The 136 Rapid convertible, a 1985 model, is another rarity on UK roads these days, and another car picked up by David in the early 1990s – in unusual circumstances.

‘This is horrible’

“I’d picked up a G-reg Estelle with a bodykit from a scrapyard,” he says. “The owner of the scrapyard had seen it going cheap and bought it, but then drove it and thought ‘this is horrible’.

“He parked it up and didn’t use it again, and said if you want it you can have it. About a year later I was at an owners club event, and a chap turned up with a nice Rapid convertible.

“His wife had just had their fifth baby and the convertible was not suitable. I suggested we swap my Estelle for the convertible and that’s what we did. I’ve hung on to it ever since.”

The 1998 Felicia estate was bought as a commuter car, with the Octavia taking over duties because David feared the former may not last much longer doing the 50-mile round trip to work and back.

“I then promptly got a job three miles from home!” he says. “It was a case of either take the Felicia to the local breakers yard or sell it on through the club. There were no offers when it was advertised, so I’ll hang on to it for now and see how the Octavia works out.”

At the moment then, none of the six are going anywhere, though the Rapid convertible is the car most likely to be sold should David ever have the need to cash in.

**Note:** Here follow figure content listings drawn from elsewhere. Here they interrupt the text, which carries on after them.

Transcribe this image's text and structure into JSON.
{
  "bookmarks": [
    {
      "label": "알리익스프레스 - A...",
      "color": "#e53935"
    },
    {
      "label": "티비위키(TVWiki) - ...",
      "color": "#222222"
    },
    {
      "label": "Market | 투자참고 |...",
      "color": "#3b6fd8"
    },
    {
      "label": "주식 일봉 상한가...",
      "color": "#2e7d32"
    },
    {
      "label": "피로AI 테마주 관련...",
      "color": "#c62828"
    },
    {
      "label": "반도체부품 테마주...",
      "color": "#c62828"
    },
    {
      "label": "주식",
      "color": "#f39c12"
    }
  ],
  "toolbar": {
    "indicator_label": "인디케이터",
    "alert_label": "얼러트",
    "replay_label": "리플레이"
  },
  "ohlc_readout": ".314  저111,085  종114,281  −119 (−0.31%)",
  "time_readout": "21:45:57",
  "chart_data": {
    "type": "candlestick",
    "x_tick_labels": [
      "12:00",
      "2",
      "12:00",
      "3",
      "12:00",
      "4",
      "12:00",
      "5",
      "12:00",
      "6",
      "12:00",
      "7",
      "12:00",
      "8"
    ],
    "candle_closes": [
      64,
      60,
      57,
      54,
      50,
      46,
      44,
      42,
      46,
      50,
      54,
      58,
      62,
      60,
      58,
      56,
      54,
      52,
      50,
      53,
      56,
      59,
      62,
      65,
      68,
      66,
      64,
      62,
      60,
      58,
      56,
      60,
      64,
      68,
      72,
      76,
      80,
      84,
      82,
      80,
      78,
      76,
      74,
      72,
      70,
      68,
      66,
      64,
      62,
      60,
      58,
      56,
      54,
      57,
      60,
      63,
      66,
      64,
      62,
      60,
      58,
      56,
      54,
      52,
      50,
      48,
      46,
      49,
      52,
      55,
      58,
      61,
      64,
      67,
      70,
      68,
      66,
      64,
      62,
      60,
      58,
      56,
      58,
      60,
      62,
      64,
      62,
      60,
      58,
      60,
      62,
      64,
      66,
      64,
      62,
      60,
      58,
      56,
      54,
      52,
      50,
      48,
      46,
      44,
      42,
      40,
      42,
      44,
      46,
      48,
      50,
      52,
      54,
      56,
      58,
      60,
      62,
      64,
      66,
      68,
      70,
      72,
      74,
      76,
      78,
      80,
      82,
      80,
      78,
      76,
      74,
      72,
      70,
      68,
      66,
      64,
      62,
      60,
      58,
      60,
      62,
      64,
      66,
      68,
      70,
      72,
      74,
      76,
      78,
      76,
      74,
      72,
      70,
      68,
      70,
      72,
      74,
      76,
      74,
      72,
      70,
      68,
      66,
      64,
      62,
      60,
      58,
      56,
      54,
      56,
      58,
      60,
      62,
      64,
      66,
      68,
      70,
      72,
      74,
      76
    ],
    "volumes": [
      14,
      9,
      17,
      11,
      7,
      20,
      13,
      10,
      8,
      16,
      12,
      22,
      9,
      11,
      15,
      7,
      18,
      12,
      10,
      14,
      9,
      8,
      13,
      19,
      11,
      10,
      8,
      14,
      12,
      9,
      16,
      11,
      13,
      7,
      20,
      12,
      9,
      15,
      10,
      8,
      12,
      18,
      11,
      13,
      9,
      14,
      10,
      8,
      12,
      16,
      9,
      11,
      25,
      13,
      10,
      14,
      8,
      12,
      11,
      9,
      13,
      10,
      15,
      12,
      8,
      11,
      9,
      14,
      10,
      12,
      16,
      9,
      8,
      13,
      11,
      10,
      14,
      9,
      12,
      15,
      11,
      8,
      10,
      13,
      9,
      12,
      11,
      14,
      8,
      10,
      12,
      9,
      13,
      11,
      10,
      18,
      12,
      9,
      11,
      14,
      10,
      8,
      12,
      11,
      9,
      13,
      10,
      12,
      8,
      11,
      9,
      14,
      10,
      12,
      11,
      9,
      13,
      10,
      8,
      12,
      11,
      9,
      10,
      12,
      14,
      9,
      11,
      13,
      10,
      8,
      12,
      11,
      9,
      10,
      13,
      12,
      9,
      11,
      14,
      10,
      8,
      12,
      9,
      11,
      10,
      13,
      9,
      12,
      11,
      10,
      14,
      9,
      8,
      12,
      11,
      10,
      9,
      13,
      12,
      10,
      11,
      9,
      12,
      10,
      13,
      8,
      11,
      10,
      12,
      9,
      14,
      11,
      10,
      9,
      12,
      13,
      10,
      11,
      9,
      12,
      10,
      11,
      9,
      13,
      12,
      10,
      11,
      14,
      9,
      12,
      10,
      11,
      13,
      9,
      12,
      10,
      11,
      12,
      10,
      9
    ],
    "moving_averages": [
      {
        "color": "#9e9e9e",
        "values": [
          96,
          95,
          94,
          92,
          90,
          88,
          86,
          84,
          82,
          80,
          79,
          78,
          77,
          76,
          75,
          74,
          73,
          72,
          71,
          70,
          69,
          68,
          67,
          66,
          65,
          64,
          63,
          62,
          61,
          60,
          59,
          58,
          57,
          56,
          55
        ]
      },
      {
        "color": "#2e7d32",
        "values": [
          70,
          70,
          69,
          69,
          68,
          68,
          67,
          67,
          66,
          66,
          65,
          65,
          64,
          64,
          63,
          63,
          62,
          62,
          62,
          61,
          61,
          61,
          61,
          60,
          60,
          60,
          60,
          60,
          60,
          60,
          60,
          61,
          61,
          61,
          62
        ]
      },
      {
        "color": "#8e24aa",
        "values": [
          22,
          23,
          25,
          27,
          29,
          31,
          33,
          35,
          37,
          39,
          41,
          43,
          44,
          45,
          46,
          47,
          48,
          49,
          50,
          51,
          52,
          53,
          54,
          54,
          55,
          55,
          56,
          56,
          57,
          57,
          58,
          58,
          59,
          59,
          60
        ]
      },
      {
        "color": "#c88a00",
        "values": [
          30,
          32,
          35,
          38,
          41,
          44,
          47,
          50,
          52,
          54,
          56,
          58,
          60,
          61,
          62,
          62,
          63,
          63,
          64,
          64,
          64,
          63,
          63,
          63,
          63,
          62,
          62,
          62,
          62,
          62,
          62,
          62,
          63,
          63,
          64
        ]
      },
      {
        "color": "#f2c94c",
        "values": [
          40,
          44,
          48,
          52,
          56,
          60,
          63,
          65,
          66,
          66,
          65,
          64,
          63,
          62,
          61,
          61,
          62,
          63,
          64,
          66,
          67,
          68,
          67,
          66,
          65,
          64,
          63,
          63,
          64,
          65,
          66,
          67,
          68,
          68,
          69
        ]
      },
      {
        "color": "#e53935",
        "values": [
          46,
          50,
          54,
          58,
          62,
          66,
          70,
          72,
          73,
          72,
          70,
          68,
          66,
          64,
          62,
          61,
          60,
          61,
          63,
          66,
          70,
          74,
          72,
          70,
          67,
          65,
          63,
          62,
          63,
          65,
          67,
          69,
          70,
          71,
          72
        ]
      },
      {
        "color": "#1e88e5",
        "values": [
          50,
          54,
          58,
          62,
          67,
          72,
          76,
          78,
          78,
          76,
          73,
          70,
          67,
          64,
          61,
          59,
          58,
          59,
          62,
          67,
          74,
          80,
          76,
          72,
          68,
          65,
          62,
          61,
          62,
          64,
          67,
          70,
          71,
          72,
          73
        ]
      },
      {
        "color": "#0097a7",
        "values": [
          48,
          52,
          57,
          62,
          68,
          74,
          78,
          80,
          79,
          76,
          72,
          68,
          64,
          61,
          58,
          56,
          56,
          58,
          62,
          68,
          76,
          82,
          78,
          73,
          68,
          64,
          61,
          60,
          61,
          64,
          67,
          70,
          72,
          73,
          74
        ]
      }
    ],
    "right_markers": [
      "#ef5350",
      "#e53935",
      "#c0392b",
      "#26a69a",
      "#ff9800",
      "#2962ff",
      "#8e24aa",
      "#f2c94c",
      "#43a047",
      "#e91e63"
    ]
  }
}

“I get tempted to sell it sometimes,” he admits. “The prices of those have got really silly. They were never available in Czechoslovakia so can fetch between £15,000 and £20,000 now.

“If for any reason I needed to find money that could be a rather useful sum. But all the time I don’t need to sell it, I will hang on to it.”

David won’t be adding any more to his collection, though. “No, I think my missus would throttle me – I’m not going to push my luck!” he laughs.